Russia is sticking to its goal of controlling Bakhmut in eastern Ukraine

The day before, Ukrainian President Volodymyr Zelensky ordered the army to send reinforcements to this practically destroyed city, denying speculation regarding the withdrawal of his forces from it, despite the recent advances of Russian forces and the threat of besieging it.
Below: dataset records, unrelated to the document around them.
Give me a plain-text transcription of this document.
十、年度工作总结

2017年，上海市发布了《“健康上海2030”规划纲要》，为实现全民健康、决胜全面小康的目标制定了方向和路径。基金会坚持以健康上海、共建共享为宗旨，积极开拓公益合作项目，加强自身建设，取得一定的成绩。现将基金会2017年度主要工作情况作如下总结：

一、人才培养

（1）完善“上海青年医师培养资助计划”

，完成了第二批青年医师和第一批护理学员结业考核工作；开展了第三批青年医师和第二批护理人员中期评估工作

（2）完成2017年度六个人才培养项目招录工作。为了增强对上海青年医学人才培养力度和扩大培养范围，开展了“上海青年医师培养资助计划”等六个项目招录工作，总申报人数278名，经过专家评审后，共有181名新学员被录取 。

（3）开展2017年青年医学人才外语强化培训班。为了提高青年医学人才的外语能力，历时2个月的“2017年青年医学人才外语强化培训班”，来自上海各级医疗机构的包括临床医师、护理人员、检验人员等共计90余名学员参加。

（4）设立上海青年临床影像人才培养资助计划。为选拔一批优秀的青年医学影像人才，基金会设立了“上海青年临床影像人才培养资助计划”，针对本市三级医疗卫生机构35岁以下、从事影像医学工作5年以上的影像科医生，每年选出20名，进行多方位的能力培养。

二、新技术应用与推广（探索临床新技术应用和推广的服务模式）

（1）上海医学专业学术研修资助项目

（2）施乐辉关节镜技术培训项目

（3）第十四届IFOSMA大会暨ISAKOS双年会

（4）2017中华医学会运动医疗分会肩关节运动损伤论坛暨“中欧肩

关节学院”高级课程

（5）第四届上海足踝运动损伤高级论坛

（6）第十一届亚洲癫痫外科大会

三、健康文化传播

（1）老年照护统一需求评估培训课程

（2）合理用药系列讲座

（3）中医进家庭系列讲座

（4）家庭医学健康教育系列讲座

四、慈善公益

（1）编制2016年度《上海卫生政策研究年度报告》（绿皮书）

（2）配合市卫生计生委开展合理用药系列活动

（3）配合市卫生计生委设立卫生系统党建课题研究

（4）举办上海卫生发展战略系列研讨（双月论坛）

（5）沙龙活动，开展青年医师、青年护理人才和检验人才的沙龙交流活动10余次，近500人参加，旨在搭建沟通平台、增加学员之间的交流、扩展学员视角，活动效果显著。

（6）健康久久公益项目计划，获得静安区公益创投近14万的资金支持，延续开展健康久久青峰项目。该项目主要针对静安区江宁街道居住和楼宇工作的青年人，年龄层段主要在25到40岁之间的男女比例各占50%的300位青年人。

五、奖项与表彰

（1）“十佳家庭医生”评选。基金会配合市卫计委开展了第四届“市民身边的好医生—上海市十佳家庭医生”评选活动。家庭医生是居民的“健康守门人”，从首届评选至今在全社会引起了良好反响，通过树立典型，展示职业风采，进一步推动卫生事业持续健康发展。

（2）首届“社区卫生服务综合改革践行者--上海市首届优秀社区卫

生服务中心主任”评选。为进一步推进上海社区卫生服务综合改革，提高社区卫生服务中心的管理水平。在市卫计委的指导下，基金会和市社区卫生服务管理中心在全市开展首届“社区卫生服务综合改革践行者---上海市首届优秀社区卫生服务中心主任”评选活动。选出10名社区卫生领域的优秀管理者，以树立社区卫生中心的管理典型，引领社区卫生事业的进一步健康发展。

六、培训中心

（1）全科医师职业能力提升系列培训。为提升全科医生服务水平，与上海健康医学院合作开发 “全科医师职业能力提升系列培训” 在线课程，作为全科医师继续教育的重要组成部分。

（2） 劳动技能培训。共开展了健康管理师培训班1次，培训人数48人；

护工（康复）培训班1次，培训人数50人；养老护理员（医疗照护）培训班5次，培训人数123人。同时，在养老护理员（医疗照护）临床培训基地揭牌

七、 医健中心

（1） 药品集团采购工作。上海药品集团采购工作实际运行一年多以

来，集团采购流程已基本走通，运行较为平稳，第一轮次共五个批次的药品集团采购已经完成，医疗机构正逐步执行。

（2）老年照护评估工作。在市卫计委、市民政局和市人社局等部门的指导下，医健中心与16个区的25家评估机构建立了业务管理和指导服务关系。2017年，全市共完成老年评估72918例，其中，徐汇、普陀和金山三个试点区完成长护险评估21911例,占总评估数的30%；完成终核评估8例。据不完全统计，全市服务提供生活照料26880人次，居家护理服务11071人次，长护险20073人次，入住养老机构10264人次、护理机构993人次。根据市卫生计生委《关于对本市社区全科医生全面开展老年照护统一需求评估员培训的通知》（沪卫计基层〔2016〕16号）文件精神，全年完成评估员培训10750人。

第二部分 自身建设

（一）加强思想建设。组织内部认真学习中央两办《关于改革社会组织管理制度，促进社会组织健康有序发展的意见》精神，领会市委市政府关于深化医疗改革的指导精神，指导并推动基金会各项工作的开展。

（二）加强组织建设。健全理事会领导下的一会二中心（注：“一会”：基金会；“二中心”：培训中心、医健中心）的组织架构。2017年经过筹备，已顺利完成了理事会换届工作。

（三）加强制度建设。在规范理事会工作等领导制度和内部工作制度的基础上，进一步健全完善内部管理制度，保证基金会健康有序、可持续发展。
The Ukrainians intend to resist the depletion of forces in preparation for a counter-attack that they will launch with the heavy weapons and modern armor that the Westerners promised Kiev.

And Poland announced on Tuesday that it will deliver to Ukraine, starting this week, ten German-made Leopard 2 tanks, which Ukrainian soldiers have received training in using.

Russian Defense Minister Sergei Shoigu said on Tuesday during a meeting of military officials that was televised that Bakhmut constitutes “an important defense center for Ukrainian forces in the Donbass region. Control of it will allow additional attacks in the depth of the lines of defense of the Ukrainian armed forces.”

Experts and observers question Bakhmut’s strategic importance, but the city has gained symbolic and tactical importance, with the Russians facing difficulties in controlling it during more than seven months of fighting since August.

The Battle of Bakhmut is the longest and the deadliest since the start of the Russian invasion in February 2022.

Moscow needs a victory

Moscow is looking for a victory, albeit symbolic, following the major setbacks it suffered last fall, and hopes that the fall of the city will open the way for it to control the part outside its control of the industrial Donbass region in eastern Ukraine.

Massive devastation was inflicted on Bakhmut, in which barely four thousand people remained, compared to 70 thousand before the invasion.

After progress they have made recently, it seems that the Russians control the entrances to the city from the north, south and east, which raises the fear of besieging it.

The Russian armed Wagner Group is leading this attack with massive losses, as its leader, Yevgeny Prigozhin, who is in the combat zone, admits.

However, the latter is engaged in an open conflict with the Russian military leadership, which he accuses of not delivering enough ammunition to his men engaged in fighting on the front lines in Bakhmut. Prigozhin considers that the Russian lines will collapse if his men withdraw.

On Tuesday, he mocked the Minister of Defense, saying that he “did not meet him” on the battlefield, while the Ministry of Defense confirmed on Saturday, without going into details, that Shoigu had visited the combat zone. On Sunday, the minister visited Mariupol, which is more than a hundred kilometers from the front.

On the Ukrainian side, the battle has created a new hero, following a video circulated widely on the Internet showing what appeared to be the extrajudicial execution of a captured Russian soldier with a Kalashnikov rifle following he shouted “Glory to Ukraine!”

The Ukrainian army introduced the man on Tuesday as “the soldier in the 30th Mechanized Brigade, Timofey Mikolayovich Shadura,” explaining that the soldier had gone missing in the vicinity of Bakhmut on the third of February.

He added that “revenge for our hero will be inevitable”.

New Ukrainian champion

AFP has not been able to independently verify the source of the footage nor whether, as Ukrainian officials assert, it shows the execution of a prisoner, which might constitute a war crime.

This video was widely spread on social media on Monday, while many publications, pictures and drawings praised this soldier and his courage and patriotism.

On Monday, Zelensky promised to “find the killers” and called on Ukrainian Foreign Minister Dmytro Kuleba to open an investigation led by the International Criminal Court.

UN Secretary-General Antonio Guterres is expected to arrive in Kiev on his third visit to Ukraine since the outbreak of the war, to discuss, in particular, the continued implementation of the Ukrainian grain export agreement, his spokesman Stephane Dujarric said in a statement.

In Russia, the repression of critics of the invasion of Ukraine and of President Vladimir Putin continues. On Tuesday, a Moscow court sentenced the founder of an opposition channel on Telegram to nearly nine years in prison for publishing “false” information regarding the army, according to the Russian News Agency.

For its part, Belarus, an ally of Moscow, announced that it had arrested more than 20 people suspected of being linked to the alleged sabotage of a Russian military plane last month at an airstrip near Minsk.

At the end of February, the Belarusian opposition in exile confirmed that a Russian plane had been destroyed at an airstrip near Minsk, in what it described as “the most successful act of sabotage” since the start of the conflict in Ukraine. Media close to the opposition indicated that the targeted A-50 aircraft was intended for reconnaissance and command purposes.

The Kremlin declined to comment, but Belarusian President Alexander Lukashenko confirmed that an A-50 of the Russian military had been targeted, stressing that the plane was not “severely damaged”. He pointed out that the main suspect is a Russian-Ukrainian man working for Kiev’s intelligence service.